Hey could you find out where they got those butterflies? Nice relief line. You guys dont use disconnects on the power supply? I mean the electricians. I hate cpvc so everythings wrong with it to me.


----------



## highpoint (Mar 3, 2009)

i dont think we're even allowed to use that sh!t here.
1 elbow off a bakers dozen......................


----------



## Turd Burglar (Sep 26, 2009)

My favorite part is the uphill relief valve discharge. I learned that code like in the first year of apprenticeship. Where are these people learning plumbing?


----------



## Protech (Sep 22, 2008)

yep, that's the main offense.



Turd Burglar said:


> My favorite part is the uphill relief valve discharge.
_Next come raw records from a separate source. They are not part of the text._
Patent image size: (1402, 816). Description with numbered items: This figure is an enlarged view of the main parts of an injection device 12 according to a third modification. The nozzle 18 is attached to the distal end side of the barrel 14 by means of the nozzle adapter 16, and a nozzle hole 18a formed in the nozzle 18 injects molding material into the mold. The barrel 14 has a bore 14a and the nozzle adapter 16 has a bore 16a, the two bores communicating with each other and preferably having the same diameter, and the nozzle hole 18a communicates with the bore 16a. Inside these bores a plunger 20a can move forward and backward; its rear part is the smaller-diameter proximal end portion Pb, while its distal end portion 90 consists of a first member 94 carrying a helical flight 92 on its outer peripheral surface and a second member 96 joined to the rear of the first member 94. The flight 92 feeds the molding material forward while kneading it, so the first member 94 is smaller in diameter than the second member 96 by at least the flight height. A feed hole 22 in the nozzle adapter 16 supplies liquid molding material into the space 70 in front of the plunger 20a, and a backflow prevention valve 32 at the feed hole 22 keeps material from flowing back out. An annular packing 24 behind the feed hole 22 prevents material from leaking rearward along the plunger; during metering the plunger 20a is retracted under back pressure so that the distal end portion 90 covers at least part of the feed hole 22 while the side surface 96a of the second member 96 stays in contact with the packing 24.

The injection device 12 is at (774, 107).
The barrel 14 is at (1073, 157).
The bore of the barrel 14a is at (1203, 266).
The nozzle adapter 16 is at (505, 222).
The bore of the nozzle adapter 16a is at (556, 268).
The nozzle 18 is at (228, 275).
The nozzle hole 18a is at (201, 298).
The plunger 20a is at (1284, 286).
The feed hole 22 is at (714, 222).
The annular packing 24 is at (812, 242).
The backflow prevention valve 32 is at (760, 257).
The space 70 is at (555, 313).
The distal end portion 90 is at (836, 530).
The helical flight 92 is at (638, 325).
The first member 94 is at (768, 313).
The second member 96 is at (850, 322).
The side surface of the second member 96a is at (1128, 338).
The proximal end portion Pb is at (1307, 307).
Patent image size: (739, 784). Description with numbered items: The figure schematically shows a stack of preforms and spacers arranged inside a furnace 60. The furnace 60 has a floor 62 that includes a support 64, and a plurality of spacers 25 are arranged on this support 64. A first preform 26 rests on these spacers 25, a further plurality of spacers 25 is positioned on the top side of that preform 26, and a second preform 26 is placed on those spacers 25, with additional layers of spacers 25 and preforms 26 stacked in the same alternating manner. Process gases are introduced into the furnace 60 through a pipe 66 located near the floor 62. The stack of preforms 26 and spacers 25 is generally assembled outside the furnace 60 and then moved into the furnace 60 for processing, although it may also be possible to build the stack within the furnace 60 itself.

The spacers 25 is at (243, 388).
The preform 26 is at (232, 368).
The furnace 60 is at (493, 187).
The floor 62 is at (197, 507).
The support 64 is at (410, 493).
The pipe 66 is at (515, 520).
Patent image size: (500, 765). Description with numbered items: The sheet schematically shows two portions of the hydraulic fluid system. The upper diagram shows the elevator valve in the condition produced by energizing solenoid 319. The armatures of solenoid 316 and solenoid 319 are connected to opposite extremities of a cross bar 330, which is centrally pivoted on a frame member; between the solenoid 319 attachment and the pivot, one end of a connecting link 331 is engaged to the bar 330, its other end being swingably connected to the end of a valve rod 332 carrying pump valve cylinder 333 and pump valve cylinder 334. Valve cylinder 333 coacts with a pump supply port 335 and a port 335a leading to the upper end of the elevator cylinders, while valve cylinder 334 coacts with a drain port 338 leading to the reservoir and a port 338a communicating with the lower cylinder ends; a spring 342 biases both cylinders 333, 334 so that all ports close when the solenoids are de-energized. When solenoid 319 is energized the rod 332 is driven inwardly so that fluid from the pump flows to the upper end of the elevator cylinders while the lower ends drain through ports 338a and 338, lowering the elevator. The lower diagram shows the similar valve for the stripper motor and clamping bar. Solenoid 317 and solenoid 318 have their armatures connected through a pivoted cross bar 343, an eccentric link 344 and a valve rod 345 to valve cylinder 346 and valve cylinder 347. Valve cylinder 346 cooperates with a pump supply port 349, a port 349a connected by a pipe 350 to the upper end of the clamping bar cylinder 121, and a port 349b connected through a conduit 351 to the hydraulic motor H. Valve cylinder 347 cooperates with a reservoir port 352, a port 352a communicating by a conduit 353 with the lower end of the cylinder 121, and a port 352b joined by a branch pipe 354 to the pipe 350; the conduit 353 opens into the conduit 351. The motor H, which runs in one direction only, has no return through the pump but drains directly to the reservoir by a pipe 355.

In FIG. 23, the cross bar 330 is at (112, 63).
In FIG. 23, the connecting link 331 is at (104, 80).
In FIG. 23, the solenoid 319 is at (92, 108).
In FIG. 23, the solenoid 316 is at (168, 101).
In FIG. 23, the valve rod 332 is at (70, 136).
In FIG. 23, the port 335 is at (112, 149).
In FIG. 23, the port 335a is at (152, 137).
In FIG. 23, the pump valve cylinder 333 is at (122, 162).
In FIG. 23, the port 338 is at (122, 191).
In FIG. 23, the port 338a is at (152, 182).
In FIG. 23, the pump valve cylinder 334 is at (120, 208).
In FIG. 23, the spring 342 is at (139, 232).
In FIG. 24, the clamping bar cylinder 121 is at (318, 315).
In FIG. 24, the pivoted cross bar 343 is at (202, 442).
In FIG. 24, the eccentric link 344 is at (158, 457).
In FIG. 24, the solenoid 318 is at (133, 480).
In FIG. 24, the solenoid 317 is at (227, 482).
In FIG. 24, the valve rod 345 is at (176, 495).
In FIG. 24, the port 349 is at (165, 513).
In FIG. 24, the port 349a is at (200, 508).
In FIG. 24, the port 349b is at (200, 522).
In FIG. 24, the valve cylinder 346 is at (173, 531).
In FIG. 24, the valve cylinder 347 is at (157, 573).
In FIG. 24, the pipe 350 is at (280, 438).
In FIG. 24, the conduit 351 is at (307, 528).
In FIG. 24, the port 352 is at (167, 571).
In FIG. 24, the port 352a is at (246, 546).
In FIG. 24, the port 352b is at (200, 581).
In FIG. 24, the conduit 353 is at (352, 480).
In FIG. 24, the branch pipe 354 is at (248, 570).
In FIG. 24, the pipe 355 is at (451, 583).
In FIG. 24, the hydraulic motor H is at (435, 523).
I learned that code like in the first year of apprenticeship. Where are these people learning plumbing?


----------



## ROCKSTARPLUMBER (Dec 14, 2008)

Hey, I like the brown cpvc fittings, the ones that have baked in the sun for a while.


----------



## Plasticman (Oct 14, 2008)

only hot water to the washing machine? uhhh, expensive laundry. Or is the cold hidden in the pic?


----------



## Redwood (Sep 8, 2008)

I like that offset in the T&P drain line going up.....:blink: :laughing:


----------



## TheSkinnyGuy (Sep 15, 2009)

if that's the competition you got your work cut out for you.


----------



## Protech (Sep 22, 2008)

How so?



TheSkinnyGuy said:


> if that's the competition you got your work cut out for you.


----------



## TheSkinnyGuy (Sep 15, 2009)

Protech said:


> How so?


 
just looking at this pic and some past pics of what your competition has done... they obviously do such quality work..:whistling2:


----------



## fhrace (Sep 7, 2009)

here in wisconsin the relief valve has to discharge in the same room so its not mistaken of some other leaking pipe by a diy or handy man trying to cap it. that way they know what the water is coming from if it leaks


----------



## user2091 (Sep 27, 2009)

nice trailer billy bob! where's the park at? hazard county?


----------



## user2091 (Sep 27, 2009)

probably comes with a pump too! lol


----------



## SlickRick (Sep 3, 2009)

Protech said:


> I noticed this while doing a stoppage call.
> 
> HO said it was installed during a repipe. I bet they pulled a permit:whistling2:


Are those your hand prints on the wall after the stoppage? :laughing:


----------